Una sensación de intranquilidad que no cesa recayó sobre la capital libanesa en las horas posteriores a que aviones de guerra israelíes bombardearan suburbios del sur, la sede del poder de Hezbollah, donde viven cientos de miles de civiles.
El líder del grupo respaldado por Irán, Hassan Nasrallah, murió el viernes en un bombardeo que comenzó las casi 48 horas de ataques aéreos incesantes. Junto con él y en los ataques que siguieron murieron decenas de altos comandantes y funcionarios. Se cree que también murieron muchos civiles.
Más de 24 horas después de que el cuerpo de Nasrallah fuera recuperado del profundo hoyo que dejaron las bombas que lo mataron, no se ha programado un funeral para el líder combatiente, algo muy inusual en la tradición islámica donde los muertos reciben un entierro rápido.
El grupo todavía no ha designado un nuevo secretario general, lo que contradice las expectativas de que el grupo desplegaría rápidamente un plan de sucesión después de la muerte de Nasrallah.
Esto contribuyó a la sensación generalizada de que Hezbollah, el grupo combatiente chiita libanés que durante décadas controló la política del país, se había convertido rápidamente en una organización fantasma. Con un solo golpe, Israel pareció eliminar no solo a la dirigencia del grupo, sino también, tal vez, todos sus planes de contingencia, otra prueba del profundo alcance de la infiltración israelí en las filas del grupo.
“Es una mentira. No hay pruebas de que esté muerto”, dijo Hassan, un partidario de Hezbollah que se apoyaba en una motocicleta estacionada y tenía los ojos vidriosos por las lágrimas. “Aparecerá pronto y nos va a sorprender”.
Abu Mohamad, un chiita de mediana edad desplazado del sur del Líbano a una acera en el centro de Beirut, dijo: “No importa si está vivo o muerto, porque un líder como Nasrallah vive siempre en nosotros”, afirmó. “Seguiremos el camino que él marcó y regresaremos a nuestros hogares”.
Nasrallah inspiraba sentimientos muy fuertes entre los libaneses, venerado y vilipendiado en igual medida. Pero los libaneses de ambos lados del Atlántico están conmocionados por los cambios tectónicos en el panorama político del país y la devastación humanitaria que han generado.
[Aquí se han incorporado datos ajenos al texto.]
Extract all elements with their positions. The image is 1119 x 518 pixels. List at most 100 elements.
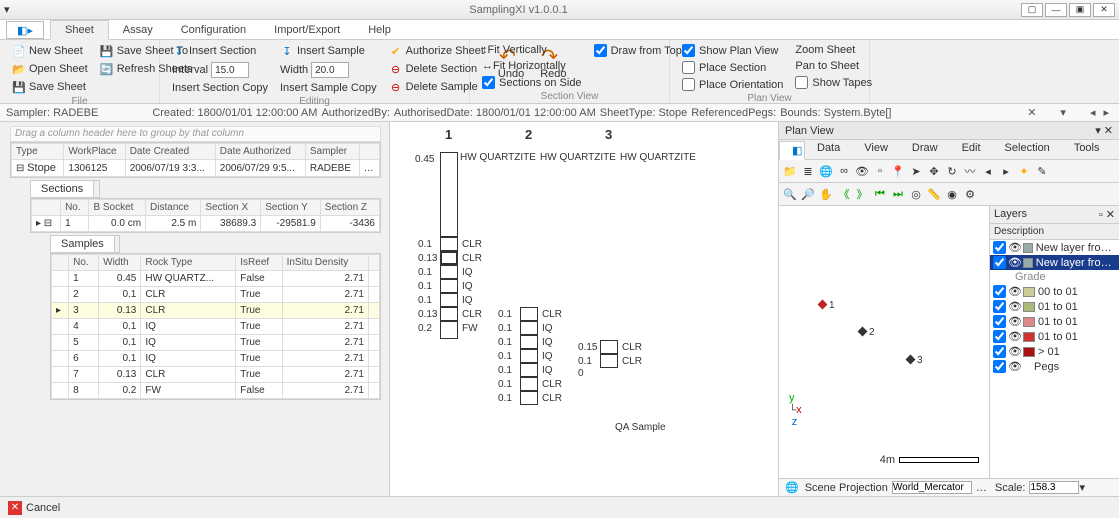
- layer-row[interactable]: 👁New layer from sec...: [990, 240, 1119, 255]
- width-field[interactable]: Width20.0: [276, 61, 381, 79]
- layer-row[interactable]: 👁New layer from sec...: [990, 255, 1119, 270]
- folder-icon[interactable]: 📁: [782, 163, 798, 179]
- tab-import-export[interactable]: Import/Export: [260, 21, 354, 39]
- nav-prev-icon[interactable]: ◂: [1090, 106, 1096, 119]
- pv-tab-home[interactable]: ◧: [779, 141, 805, 160]
- sample-row[interactable]: 40.1IQTrue2.71: [52, 319, 380, 335]
- layer-row[interactable]: Grade: [990, 270, 1119, 284]
- plan-map[interactable]: 1 2 3 y└x z 4m: [779, 206, 989, 478]
- samples-grid[interactable]: No.WidthRock TypeIsReefInSitu Density 10…: [50, 253, 381, 400]
- ruler-icon[interactable]: 📏: [926, 186, 942, 202]
- sample-row[interactable]: 20.1CLRTrue2.71: [52, 287, 380, 303]
- insert-sample-button[interactable]: ↧Insert Sample: [276, 43, 381, 59]
- minimize-button[interactable]: —: [1045, 3, 1067, 17]
- sample-row[interactable]: 50.1IQTrue2.71: [52, 335, 380, 351]
- compass-icon[interactable]: ◉: [944, 186, 960, 202]
- back-icon[interactable]: ◂: [980, 163, 996, 179]
- insert-section-button[interactable]: ↧Insert Section: [168, 43, 272, 59]
- fit-horizontally-check[interactable]: ↔Fit Horizontally: [478, 59, 586, 73]
- first-icon[interactable]: ⏮: [872, 186, 888, 202]
- projection-input[interactable]: [892, 481, 972, 494]
- pv-tab-data[interactable]: Data: [805, 140, 852, 159]
- main-grid-row[interactable]: ⊟ Stope13061252006/07/19 3:3...2006/07/2…: [12, 160, 380, 177]
- layers-icon[interactable]: ≣: [800, 163, 816, 179]
- layer-row[interactable]: 👁Pegs: [990, 359, 1119, 374]
- save-sheet-button[interactable]: 💾Save Sheet: [8, 79, 92, 95]
- sections-grid[interactable]: No.B SocketDistanceSection XSection YSec…: [30, 198, 381, 233]
- section-view[interactable]: 1 2 3 0.45 HW QUARTZITE 0.1CLR0.13CLR0.1…: [390, 122, 779, 496]
- place-section-check[interactable]: Place Section: [678, 60, 787, 75]
- move-icon[interactable]: ✥: [926, 163, 942, 179]
- zoom-in-icon[interactable]: 🔍: [782, 186, 798, 202]
- sample-row[interactable]: ▸30.13CLRTrue2.71: [52, 303, 380, 319]
- tab-assay[interactable]: Assay: [109, 21, 167, 39]
- peg-3[interactable]: [906, 355, 916, 365]
- pv-tab-draw[interactable]: Draw: [900, 140, 950, 159]
- pv-tab-tools[interactable]: Tools: [1062, 140, 1112, 159]
- tab-configuration[interactable]: Configuration: [167, 21, 260, 39]
- pv-tab-selection[interactable]: Selection: [993, 140, 1062, 159]
- app-logo[interactable]: ◧▸: [6, 21, 44, 39]
- show-plan-view-check[interactable]: Show Plan View: [678, 43, 787, 58]
- sections-tab[interactable]: Sections: [31, 181, 94, 197]
- nav-next-icon[interactable]: ▸: [1103, 106, 1109, 119]
- show-tapes-check[interactable]: Show Tapes: [791, 75, 876, 90]
- tab-help[interactable]: Help: [354, 21, 405, 39]
- insert-sample-copy-button[interactable]: Insert Sample Copy: [276, 81, 381, 95]
- sample-row[interactable]: 70.13CLRTrue2.71: [52, 367, 380, 383]
- cancel-button[interactable]: Cancel: [26, 502, 60, 514]
- place-orientation-check[interactable]: Place Orientation: [678, 77, 787, 92]
- wand-icon[interactable]: ✎: [1034, 163, 1050, 179]
- zoom-out-icon[interactable]: 🔎: [800, 186, 816, 202]
- maximize-button[interactable]: ▣: [1069, 3, 1091, 17]
- sample-row[interactable]: 10.45HW QUARTZ...False2.71: [52, 271, 380, 287]
- globe-icon[interactable]: 🌐: [818, 163, 834, 179]
- layer-row[interactable]: 👁01 to 01: [990, 314, 1119, 329]
- next-icon[interactable]: 》: [854, 186, 870, 202]
- path-icon[interactable]: 〰: [962, 163, 978, 179]
- dropdown-icon[interactable]: ▾: [1060, 106, 1066, 119]
- fit-vertically-check[interactable]: ↕Fit Vertically: [478, 43, 586, 57]
- layer-row[interactable]: 👁01 to 01: [990, 299, 1119, 314]
- box-icon[interactable]: ▫: [872, 163, 888, 179]
- layer-row[interactable]: 👁00 to 01: [990, 284, 1119, 299]
- new-sheet-button[interactable]: 📄New Sheet: [8, 43, 92, 59]
- fwd-icon[interactable]: ▸: [998, 163, 1014, 179]
- pan-to-sheet-button[interactable]: Pan to Sheet: [791, 59, 876, 73]
- sample-row[interactable]: 80.2FWFalse2.71: [52, 383, 380, 399]
- rotate-icon[interactable]: ↻: [944, 163, 960, 179]
- zoom-sheet-button[interactable]: Zoom Sheet: [791, 43, 876, 57]
- sample-row[interactable]: 60.1IQTrue2.71: [52, 351, 380, 367]
- pan-icon[interactable]: ✋: [818, 186, 834, 202]
- interval-field[interactable]: Interval15.0: [168, 61, 272, 79]
- peg-2[interactable]: [858, 327, 868, 337]
- pin-icon[interactable]: 📍: [890, 163, 906, 179]
- close-button[interactable]: ✕: [1093, 3, 1115, 17]
- prev-icon[interactable]: 《: [836, 186, 852, 202]
- sections-row[interactable]: ▸ ⊟10.0 cm2.5 m38689.3-29581.9-3436: [32, 216, 380, 232]
- pv-tab-edit[interactable]: Edit: [950, 140, 993, 159]
- last-icon[interactable]: ⏭: [890, 186, 906, 202]
- samples-tab[interactable]: Samples: [51, 236, 115, 252]
- gear-icon[interactable]: ⚙: [962, 186, 978, 202]
- layer-row[interactable]: 👁> 01: [990, 344, 1119, 359]
- layer-row[interactable]: 👁01 to 01: [990, 329, 1119, 344]
- pv-tab-utilities[interactable]: Utilities: [1112, 140, 1119, 159]
- star-icon[interactable]: ✦: [1016, 163, 1032, 179]
- layer-eye-icon[interactable]: 👁: [854, 163, 870, 179]
- scale-input[interactable]: [1029, 481, 1079, 494]
- open-sheet-button[interactable]: 📂Open Sheet: [8, 61, 92, 77]
- main-grid[interactable]: TypeWorkPlaceDate CreatedDate Authorized…: [10, 142, 381, 178]
- app-menu-icon[interactable]: ▾: [4, 3, 18, 16]
- restore-small-button[interactable]: ▢: [1021, 3, 1043, 17]
- link-icon[interactable]: ∞: [836, 163, 852, 179]
- tab-sheet[interactable]: Sheet: [50, 20, 109, 40]
- sections-on-side-check[interactable]: Sections on Side: [478, 75, 586, 90]
- cancel-icon[interactable]: ✕: [8, 501, 22, 515]
- insert-section-copy-button[interactable]: Insert Section Copy: [168, 81, 272, 95]
- peg-1[interactable]: [818, 300, 828, 310]
- close-tab-icon[interactable]: ✕: [1027, 106, 1036, 119]
- cursor-icon[interactable]: ➤: [908, 163, 924, 179]
- target-icon[interactable]: ◎: [908, 186, 924, 202]
- group-by-hint[interactable]: Drag a column header here to group by th…: [10, 126, 381, 142]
Las autoridades libanesas estiman que casi 1.100 personas murieron y alrededor de un millón fueron desplazadas por la intensa campaña de bombardeos de Israel que comenzó el pasado lunes. Israel afirma que se trata de una respuesta a los ataques con cohetes de Hezbollah que comenzaron un día después de que Hamas atacara el 7 de octubre y que obligaron a 60.000 personas a abandonar sus hogares en el norte de Israel.
Los ataques israelíes también desplazaron a unos 100.000 habitantes de las aldeas libanesas fronterizas. Sin embargo, Hezbollah prometió mantener los ataques hasta que termine la ofensiva israelí en Gaza.
Ahora, grandes partes de los suburbios densamente poblados del sur quedaron devastados. Los desplazados se trasladaron a las zonas occidentales de la capital, relativamente ricas y aún intactas, donde han acampado en aceras, parques, escuelas, iglesias y mezquitas.
Colchones y mantas para familias desplazadas cubren la Corniche, el paseo marítimo de la ciudad, conocido por sus vistas del Mediterráneo oriental con el telón de fondo de verdes montañas.
Cuando las bombas israelíes cayeron el viernes en el sur de la capital, las calles del oeste de Beirut se llenaron de gente durante toda la noche. Algunos de los desplazados charlaban en la acera, unos pocos dormían en los bancos. Las mujeres acunaban a sus bebés y niños pequeños que dormían. Los niños vagaban por las calles en pijama, serpenteando sin rumbo entre los autos aparcados en doble fila.
En la calle comercial Hamra de la ciudad, una multitud frente a un edificio abandonado detuvo casi por completo el tráfico. Un hombre derribó la puerta de hierro, lo que permitió que una multitud de desplazados entrara en busca de refugio.
Eran las tres de la mañana. Nasrallah había muerto hacía poco –aunque su grupo aún no lo había confirmado– y muchos de sus partidarios intentaban mostrarse valientes.
“¡Estamos bien! Estoy segura de que nuestra casa está bien. No hay de qué preocuparse”, dijo una mujer de unos 60 años a un grupo de personas que la rodeaban.